Our favorites from the regular menu were the short-rib sliders and the fish tacos, each $6 for two good-size pieces that we divided among the four of us with a sharp knife. The former Asian fish tacos had been updated with Cajun-style, dry-rubbed pieces of grilled ahi.
Four small kalua pork spring rolls ($5) were deemed “kind of interesting,” “more like an egg roll” and “bathed a little too long in the hot oil.” Sentiments were divided over the five pieces of butterflied fried shrimp ($7), glistening with oil but crunchy and sweet. I snagged the fifth shrimp.
We also shared a melt-in-your-mouth, spicy ahi roll ($10).
One of our young guests ordered roasted Brussels sprouts ($7), a special that arrived in a good-size crock; they quickly vanished and were proclaimed “one of my favorite things.”
The Brussels sprouts went nicely with a pork chop special ($8), presented sliced in a smoky sauce, and another special, four delicious, creamy, crab-stuffed mushrooms ($8).
My companion craved bread, so the waiter brought some clove-studded garlic bread ($2.50) from the main dinner menu.
There’s also a rotating half-price happy-hour menu item: Today’s was the apple walnut quesadilla ($3, normally $6), and we got two orders for dessert. They came four to an order, so we had to take some home.
There was so much food that we forgot to order the Korean steak tacos ($6).
The drinks
All wine and beer on the happy-hour menu is $4, including the clean-tasting Coastal Ridge Chardonnay that I tasted and a Snap Dragon Pinot Noir that was pronounced “good” and “really nice.”
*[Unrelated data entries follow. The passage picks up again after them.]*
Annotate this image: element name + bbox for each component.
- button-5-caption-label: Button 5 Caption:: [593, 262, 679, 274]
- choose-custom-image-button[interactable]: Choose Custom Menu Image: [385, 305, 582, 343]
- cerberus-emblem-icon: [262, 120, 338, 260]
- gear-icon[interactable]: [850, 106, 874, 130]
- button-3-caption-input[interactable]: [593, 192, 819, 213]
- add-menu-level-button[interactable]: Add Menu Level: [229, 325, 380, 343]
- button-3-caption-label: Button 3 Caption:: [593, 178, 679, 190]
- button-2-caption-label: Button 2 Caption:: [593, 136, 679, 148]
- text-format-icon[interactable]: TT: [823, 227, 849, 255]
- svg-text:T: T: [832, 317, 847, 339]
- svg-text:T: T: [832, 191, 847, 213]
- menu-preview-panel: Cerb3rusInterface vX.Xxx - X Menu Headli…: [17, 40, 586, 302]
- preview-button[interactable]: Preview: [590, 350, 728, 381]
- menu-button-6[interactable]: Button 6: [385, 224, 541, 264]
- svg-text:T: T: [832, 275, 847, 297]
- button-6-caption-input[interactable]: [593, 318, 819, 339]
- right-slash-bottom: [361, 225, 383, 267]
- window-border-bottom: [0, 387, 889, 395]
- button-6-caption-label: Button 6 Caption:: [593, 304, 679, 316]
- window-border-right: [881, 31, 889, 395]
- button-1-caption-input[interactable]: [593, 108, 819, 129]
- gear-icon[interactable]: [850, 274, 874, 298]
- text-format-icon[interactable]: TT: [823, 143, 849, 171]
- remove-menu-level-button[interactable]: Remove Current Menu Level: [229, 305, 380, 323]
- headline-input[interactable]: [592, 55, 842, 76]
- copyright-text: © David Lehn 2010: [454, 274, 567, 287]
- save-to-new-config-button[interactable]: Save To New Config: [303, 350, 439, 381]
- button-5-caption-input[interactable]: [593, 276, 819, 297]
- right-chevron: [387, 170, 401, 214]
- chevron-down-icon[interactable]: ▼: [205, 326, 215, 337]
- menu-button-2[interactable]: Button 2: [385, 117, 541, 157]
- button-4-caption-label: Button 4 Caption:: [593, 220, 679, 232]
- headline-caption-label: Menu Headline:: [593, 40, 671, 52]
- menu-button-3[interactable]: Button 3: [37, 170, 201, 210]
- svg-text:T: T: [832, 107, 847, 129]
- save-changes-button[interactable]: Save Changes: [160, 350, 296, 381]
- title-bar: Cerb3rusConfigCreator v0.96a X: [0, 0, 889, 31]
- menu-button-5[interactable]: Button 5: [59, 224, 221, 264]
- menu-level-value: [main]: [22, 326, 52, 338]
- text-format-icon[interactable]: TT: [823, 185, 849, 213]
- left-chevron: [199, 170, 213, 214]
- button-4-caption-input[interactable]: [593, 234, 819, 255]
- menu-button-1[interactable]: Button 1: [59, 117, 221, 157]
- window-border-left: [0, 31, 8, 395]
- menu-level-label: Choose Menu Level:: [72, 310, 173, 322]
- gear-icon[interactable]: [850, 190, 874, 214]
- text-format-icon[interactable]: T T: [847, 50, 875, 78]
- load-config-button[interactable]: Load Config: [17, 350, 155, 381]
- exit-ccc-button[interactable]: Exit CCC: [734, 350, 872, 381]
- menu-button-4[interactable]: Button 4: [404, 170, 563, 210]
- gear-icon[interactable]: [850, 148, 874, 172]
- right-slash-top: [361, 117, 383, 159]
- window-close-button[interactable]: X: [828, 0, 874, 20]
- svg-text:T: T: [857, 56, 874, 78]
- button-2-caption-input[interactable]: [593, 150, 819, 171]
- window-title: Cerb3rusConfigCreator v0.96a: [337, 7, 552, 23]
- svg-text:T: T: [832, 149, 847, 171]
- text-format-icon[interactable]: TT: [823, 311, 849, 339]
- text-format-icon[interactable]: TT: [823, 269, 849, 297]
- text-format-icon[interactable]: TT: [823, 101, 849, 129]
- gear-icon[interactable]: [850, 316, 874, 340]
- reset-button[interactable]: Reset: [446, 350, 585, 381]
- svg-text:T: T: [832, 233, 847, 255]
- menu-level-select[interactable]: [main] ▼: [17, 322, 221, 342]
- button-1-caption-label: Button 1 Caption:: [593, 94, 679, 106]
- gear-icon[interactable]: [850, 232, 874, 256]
My companion tried that day’s signature half-price cocktail: a Strawberry Fields ($5), made with strawberry Smirnoff, muddled strawberries and a Riesling floater. “It’s fast-acting,” he said. A different cocktail is offered at half-price every happy hour from Monday to Friday.
Beers include Alley Cat ale, Peroni lager and Deschutes porter; well drinks and well martinis are $5.
The verdict
Our other young guest, a connoisseur of metropolitan watering holes, spoke for us all when she said, “I feel like this is one of the better happy hours I’ve been to.”
We resolved to come back soon to try those Korean steak tacos and whatever specials the chef would have on offer then.
Best of all, we relaxed and hung out, getting so comfortable in our spacious nook at Epic that we didn’t budge for two hours. We weren’t next to the windows, but we had been reminded that the purpose of pau hana is to enjoy the view of each other.